Flag_of_Slovakia.svg 2Low voter numbers in Slovakia yesterday, less than fifty percent, led to the failure to pass a referendum to amend the Slovakian Constitution. The amendments were to reinforce the existing same-sex marriage ban, prohibit same-sex couples from adopting, and allow students not to attend classes discussing sex or euthanasia.

The Human Rights Campaign (HRC) welcomed the news, saying the amendments in themselves were harmful to the LGBT community.

The HRC stated:

“There is always a risk, as we have seen in other cases, that fundamental civil and human rights of a minority can be removed or abridged by the will of the majority because of hatred towards that group.

American anti-LGBT groups and individuals, including the Arizona-based Alliance Defending Freedom (ADF), supported the referendum.  When Slovakia’s constitutional court was deciding the legality of holding the referendum, ADF provided legal support and filed an amicus brief to advocate in favor of it. With an annual budget of more than $45 million, ADF is one of the largest American organizations exporting anti-LGBT hate and bigotry abroad”.

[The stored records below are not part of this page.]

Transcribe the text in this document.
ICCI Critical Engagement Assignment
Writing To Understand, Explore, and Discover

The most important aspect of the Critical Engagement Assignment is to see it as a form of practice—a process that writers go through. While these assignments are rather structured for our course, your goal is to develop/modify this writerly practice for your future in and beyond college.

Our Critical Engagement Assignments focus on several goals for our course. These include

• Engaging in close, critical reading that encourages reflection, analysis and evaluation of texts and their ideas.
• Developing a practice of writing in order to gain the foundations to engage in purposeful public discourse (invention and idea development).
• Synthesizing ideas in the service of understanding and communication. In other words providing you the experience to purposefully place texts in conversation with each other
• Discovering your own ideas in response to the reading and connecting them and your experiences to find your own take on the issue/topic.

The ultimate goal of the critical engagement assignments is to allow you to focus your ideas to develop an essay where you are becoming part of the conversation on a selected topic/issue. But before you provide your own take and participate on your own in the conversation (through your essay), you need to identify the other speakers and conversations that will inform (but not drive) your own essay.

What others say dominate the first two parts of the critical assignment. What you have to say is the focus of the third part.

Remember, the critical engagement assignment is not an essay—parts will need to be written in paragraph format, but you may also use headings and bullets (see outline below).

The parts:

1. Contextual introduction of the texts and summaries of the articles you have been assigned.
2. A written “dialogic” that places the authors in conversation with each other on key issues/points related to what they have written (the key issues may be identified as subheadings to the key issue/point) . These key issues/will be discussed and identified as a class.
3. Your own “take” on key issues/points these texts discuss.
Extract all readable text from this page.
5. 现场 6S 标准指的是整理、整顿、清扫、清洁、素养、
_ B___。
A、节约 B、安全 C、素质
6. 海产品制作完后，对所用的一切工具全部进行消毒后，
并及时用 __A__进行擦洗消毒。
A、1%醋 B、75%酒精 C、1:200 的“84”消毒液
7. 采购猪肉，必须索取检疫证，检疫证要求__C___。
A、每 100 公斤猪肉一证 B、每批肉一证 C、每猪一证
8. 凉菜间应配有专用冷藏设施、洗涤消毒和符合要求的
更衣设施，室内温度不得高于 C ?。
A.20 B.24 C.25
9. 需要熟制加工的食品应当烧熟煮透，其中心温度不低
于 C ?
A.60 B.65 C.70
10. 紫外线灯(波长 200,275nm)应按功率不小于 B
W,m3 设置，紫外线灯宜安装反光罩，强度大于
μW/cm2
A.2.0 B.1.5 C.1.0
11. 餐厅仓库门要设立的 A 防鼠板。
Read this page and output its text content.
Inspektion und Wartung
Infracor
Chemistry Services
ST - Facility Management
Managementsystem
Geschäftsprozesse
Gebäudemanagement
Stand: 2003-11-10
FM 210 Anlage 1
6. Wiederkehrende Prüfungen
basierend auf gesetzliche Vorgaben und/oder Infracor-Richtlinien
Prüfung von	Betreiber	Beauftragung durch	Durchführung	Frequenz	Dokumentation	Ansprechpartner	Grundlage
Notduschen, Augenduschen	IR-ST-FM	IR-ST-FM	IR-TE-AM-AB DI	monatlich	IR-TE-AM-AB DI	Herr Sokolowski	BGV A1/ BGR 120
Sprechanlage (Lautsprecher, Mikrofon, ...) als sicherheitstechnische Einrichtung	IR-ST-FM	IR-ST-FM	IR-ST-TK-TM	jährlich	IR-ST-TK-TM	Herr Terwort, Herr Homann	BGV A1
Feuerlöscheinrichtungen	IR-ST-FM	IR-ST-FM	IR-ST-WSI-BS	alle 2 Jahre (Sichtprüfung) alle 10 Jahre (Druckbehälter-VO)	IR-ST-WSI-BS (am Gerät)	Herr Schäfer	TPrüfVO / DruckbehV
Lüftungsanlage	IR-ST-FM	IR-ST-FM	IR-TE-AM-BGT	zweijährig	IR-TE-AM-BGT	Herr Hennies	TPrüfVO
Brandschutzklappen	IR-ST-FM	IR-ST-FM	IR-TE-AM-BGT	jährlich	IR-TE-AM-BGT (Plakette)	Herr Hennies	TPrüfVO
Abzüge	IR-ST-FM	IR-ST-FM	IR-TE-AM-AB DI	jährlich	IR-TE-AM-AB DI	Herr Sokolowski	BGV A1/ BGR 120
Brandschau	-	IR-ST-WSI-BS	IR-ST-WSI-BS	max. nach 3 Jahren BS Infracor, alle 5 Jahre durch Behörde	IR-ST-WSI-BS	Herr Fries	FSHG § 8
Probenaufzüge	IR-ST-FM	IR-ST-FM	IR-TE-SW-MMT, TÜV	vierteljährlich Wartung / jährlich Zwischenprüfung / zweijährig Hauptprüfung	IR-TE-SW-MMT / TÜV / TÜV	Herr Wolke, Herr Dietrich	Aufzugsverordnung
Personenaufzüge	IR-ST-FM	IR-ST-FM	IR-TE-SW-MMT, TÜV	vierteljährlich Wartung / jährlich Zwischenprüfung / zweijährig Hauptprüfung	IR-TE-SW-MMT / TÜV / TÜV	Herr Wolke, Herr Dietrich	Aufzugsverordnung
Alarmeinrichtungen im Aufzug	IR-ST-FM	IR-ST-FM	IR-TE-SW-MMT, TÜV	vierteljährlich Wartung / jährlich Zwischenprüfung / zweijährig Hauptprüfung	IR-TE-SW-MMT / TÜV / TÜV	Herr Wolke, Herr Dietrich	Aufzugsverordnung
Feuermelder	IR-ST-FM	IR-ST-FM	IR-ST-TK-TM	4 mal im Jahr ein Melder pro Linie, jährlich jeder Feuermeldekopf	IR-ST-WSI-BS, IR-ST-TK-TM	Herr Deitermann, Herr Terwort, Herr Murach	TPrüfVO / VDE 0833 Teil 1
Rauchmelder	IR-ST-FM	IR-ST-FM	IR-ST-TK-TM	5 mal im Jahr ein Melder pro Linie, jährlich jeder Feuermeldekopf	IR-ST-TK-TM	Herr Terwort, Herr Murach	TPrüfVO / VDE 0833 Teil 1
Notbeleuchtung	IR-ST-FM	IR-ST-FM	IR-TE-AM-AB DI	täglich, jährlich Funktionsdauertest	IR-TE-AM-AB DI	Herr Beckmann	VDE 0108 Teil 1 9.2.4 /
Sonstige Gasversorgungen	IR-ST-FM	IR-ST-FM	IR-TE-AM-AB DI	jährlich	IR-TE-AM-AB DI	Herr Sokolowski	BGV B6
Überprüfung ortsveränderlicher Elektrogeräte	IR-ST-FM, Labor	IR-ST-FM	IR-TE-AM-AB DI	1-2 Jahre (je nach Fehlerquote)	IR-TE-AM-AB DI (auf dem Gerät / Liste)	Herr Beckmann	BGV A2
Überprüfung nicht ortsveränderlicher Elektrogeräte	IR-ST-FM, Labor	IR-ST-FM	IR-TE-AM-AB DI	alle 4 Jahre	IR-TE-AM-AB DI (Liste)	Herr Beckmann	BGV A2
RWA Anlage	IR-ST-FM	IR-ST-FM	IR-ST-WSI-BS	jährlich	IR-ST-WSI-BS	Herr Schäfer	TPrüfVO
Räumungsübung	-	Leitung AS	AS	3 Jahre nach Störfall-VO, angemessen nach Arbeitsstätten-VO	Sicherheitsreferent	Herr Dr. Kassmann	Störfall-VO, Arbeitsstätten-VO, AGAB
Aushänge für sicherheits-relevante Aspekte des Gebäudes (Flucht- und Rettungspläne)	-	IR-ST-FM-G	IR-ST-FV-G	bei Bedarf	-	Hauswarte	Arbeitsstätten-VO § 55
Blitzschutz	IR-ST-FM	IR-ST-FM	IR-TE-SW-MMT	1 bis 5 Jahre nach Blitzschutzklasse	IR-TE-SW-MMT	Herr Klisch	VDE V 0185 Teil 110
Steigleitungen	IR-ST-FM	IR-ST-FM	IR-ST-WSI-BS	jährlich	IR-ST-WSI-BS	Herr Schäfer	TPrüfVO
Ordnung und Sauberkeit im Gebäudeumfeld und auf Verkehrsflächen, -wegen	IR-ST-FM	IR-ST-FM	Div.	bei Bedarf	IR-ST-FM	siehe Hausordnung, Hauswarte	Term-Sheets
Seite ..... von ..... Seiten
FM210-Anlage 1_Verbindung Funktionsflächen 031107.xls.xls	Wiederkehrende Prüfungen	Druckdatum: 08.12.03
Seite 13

The amendments would have strengthened the 2014 ban on same-sex marriage, and also ban same-sex adoptions, although Slovakia has a high rate of orphaned children living in institutions, and so it would make sense to allow more of those children to be adopted by gay couples.

According to the HRC:

“Though an amendment to Slovakia’s constitution banned same-sex marriage in 2014, this referendum was orchestrated in order to reinforce the constitutional change, as well as bar same-sex couples from adopting. The referendum asked voters to define marriage as the union of one man and one woman, ban same-sex couples from adopting children, and make sex education and classes that discuss euthanasia non-compulsory. Initially the referendum included a question about the permissibility of same-sex civil unions. Slovakia’s constitutional court rejected this question. Though the government does not officially recognize same-sex couples, the court ruled that civil unions are not a matter that can be adjudicated upon by a national referendum”.